We had a debate today about the European Council. The chair of the European Council is Hungary. A number of ministers from a variety of EU countries are not going to Council meetings in Hungary because of their deep concern about rule-of-law issues. I am not suggesting at all that this is the motivation of the Minister, Deputy McEntee, but there is a slight tinge of that about this proposal. It is as if she is giving herself powers and flying the flag now regarding anybody who comes to this country and is given the privilege of citizenship if they are not loyal to the state or if they have, to use the phrase, "failed in [their] duty of fidelity to the nation and loyalty to the State". That is a nebulous thing to define. It will not just be the Minister defining it but her successors. That causes us deep concern. I hope the Minister might reconsider. I join others in asking that this particular amendment, No. 3, be withdrawn and resubmitted as either a stand-alone measure in order that we can do pre-legislative scrutiny and so on in September when we come back, and thereby deal with it in a much more informed way that we can all be satisfied with, or failing that, that the Minister would at least accept the amendments I suggest, which I believe would strengthen the rights of individuals to know what they are being charged with. The Minister talks about national security. There is another point made by Deputy O'Callaghan. Under the provisions, only an overt act can be considered. An overt act is known, by definition. That is what "overt" means. How can the reasons for the Minister's decision not be public? There could not be secret reasons she is making a decision on an overt act. If it was a covert act, with spies or something, that would be a different kettle of fish, but that is not what the provisions are suggesting.

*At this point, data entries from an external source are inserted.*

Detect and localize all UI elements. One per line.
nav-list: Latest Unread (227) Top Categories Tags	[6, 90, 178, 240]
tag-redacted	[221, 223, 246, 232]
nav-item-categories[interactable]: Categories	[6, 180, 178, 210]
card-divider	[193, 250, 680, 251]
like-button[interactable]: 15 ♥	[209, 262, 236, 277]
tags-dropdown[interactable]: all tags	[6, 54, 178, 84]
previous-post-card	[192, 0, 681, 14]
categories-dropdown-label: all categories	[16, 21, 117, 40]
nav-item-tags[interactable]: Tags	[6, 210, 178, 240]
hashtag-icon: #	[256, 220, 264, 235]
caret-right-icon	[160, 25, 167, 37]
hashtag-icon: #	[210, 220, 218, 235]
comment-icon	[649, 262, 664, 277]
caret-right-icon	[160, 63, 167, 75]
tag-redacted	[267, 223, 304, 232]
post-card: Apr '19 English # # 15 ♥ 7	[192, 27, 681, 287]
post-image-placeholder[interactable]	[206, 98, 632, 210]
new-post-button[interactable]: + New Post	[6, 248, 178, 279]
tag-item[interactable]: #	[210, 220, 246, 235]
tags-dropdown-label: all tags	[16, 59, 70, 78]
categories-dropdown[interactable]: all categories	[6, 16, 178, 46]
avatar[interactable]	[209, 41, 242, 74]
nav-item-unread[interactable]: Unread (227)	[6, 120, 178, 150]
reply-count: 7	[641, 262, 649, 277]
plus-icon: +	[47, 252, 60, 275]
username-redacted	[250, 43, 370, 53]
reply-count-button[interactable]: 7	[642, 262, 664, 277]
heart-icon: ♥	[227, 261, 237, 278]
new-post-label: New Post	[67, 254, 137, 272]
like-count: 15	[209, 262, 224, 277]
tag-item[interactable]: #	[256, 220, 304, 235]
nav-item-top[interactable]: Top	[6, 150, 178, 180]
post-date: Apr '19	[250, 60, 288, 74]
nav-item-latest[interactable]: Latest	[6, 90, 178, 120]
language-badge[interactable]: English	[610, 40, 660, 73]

I ask that the Minister genuinely consider withdrawing amendment No. 3 and recommitting it in stand-alone legislation in September, or alternatively, at least accept the amendments I am suggesting to strengthen the rights of individuals. The notion that there have only been eight since the 1956 Act was passed is neither here nor there. There could be two dozen next year; we do not know. If you are one of the people whose citizenship has been revoked, it is a very serious measure indeed. It is probably more serious than a term of imprisonment and certainly more than a serious fine.